In carrying out its responsibilities, the Committee's policies and procedures should remain flexible in order to react to changing conditions and to ensure that the accounting and financial reporting practices of the Corporation are in accordance with all applicable requirements and are of the highest quality.

IV. Committee Meetings

The Committee will meet at least annually and as often as its Chair or a majority of its members deems necessary or appropriate, either in person or virtually, and at such times, places and manner as its Chair and the Chair’s staff may determine. Deliverables, budget, and alternative meeting methods should be included in the decision-making process. The Committee Chair and the management team lead will develop an agenda in advance of each meeting and communicate meeting details to Committee members in a timely fashion.

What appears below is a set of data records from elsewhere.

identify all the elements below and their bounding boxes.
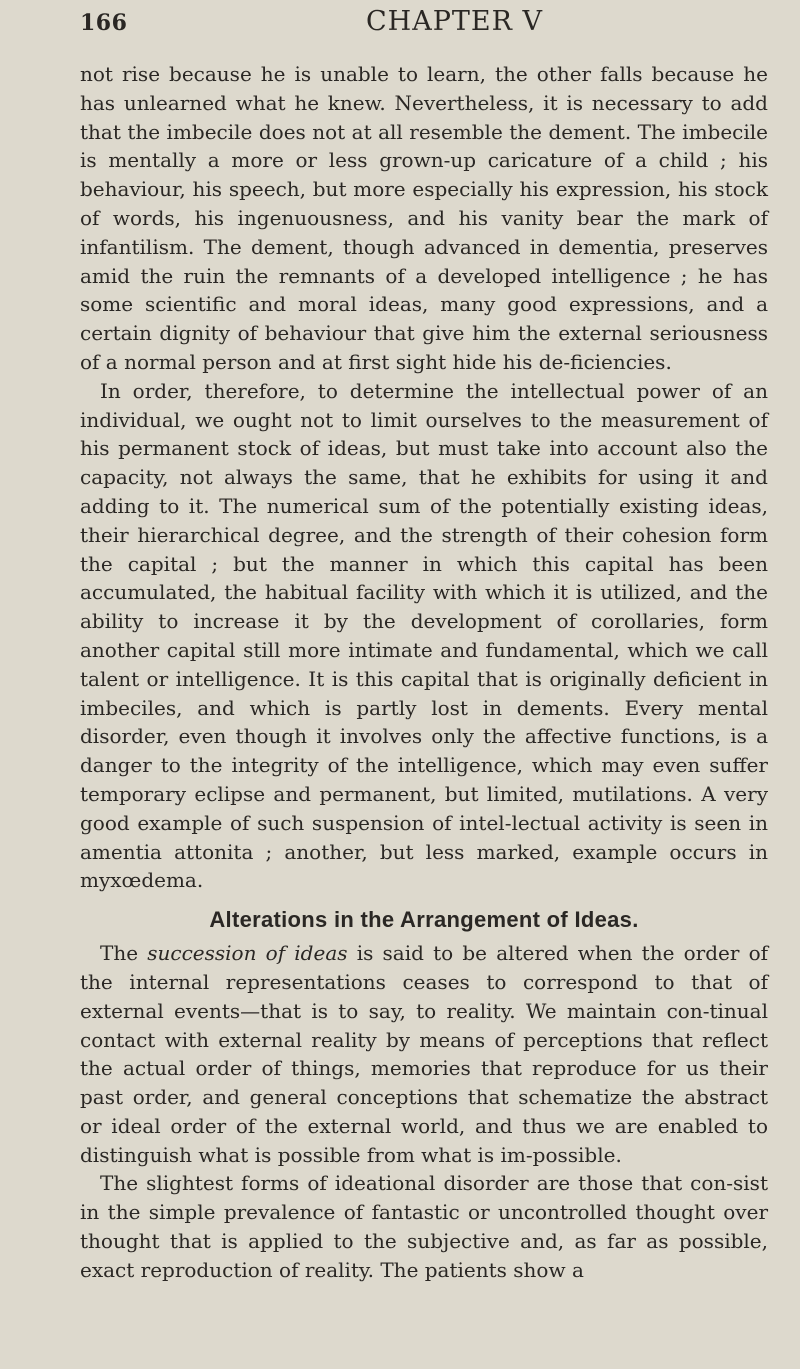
running-head (80, 6, 760, 50)
section-heading: Alterations in the Arrangement of Ideas. (209, 907, 639, 933)
paragraph-1: not rise because he is unable to learn, the other falls because he has unlearned what he knew. Nevertheless, it is necessary to add that the imbecile does not at all resemble the dement. The imbecile is mentally a more or less grown-up caricature of a child ; his behaviour, his speech, but more especially his expression, his stock of words, his ingenuousness, and his vanity bear the mark of infantilism. The dement, though advanced in dementia, preserves amid the ruin the remnants of a developed intelligence ; he has some scientific and moral ideas, many good expressions, and a certain dignity of behaviour that give him the external seriousness of a normal person and at first sight hide his de-ficiencies. (80, 62, 768, 374)
paragraph-3-text: is said to be altered when the order of the internal representations ceases to correspond to that of external events—that is to say, to reality. We maintain con-tinual contact with external reality by means of perceptions that reflect the actual order of things, memories that reproduce for us their past order, and general conceptions that schematize the abstract or ideal order of the external world, and thus we are enabled to distinguish what is possible from what is im-possible. (80, 941, 769, 1167)
paragraph-3-lead: The (100, 941, 139, 966)
paragraph-3-emphasis: succession of ideas (147, 941, 348, 966)
paragraph-4: The slightest forms of ideational disorder are those that con-sist in the simple prevalence of fantastic or uncontrolled thought over thought that is applied to the subjective and, as far as possible, exact reproduction of reality. The patients show a (80, 1171, 768, 1282)
body-text (80, 60, 768, 1285)
paragraph-3 (80, 939, 768, 1169)
page-number: 166 (80, 10, 128, 36)
chapter-title: CHAPTER V (366, 6, 543, 37)
paragraph-2: In order, therefore, to determine the intellectual power of an individual, we ought not to limit ourselves to the measurement of his permanent stock of ideas, but must take into account also the capacity, not always the same, that he exhibits for using it and adding to it. The numerical sum of the potentially existing ideas, their hierarchical degree, and the strength of their cohesion form the capital ; but the manner in which this capital has been accumulated, the habitual facility with which it is utilized, and the ability to increase it by the development of corollaries, form another capital still more intimate and fundamental, which we call talent or intelligence. It is this capital that is originally deficient in imbeciles, and which is partly lost in dements. Every mental disorder, even though it involves only the affective functions, is a danger to the integrity of the intelligence, which may even suffer temporary eclipse and permanent, but limited, mutilations. A very good example of such suspension of intel-lectual activity is seen in amentia attonita ; another, but less marked, example occurs in myxœdema. (80, 378, 768, 893)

As necessary, the Committee will meet in a joint session with other committees regarding items of concern to both committees.

V. Committee Minutes

The Committee will produce written minutes at the conclusion of each meeting, which will include an attendance record, a copy of the agenda and a full report of Committee discussions with documented recommendations and decisions. These minutes will be completed no more than three weeks following the meeting and forwarded to the Committee membership and the Office of General Counsel for review. Upon approval, Committee minutes, to the extent not confidential, will be posted on the ACS, Inc. Board Portal so all Board members may access them.

VI. Committee Evaluation

The Committee will conduct periodic performance evaluations to review the performance of the Committee in relation to the requirements of this Charter and such other matters as the Committeedeems appropriate.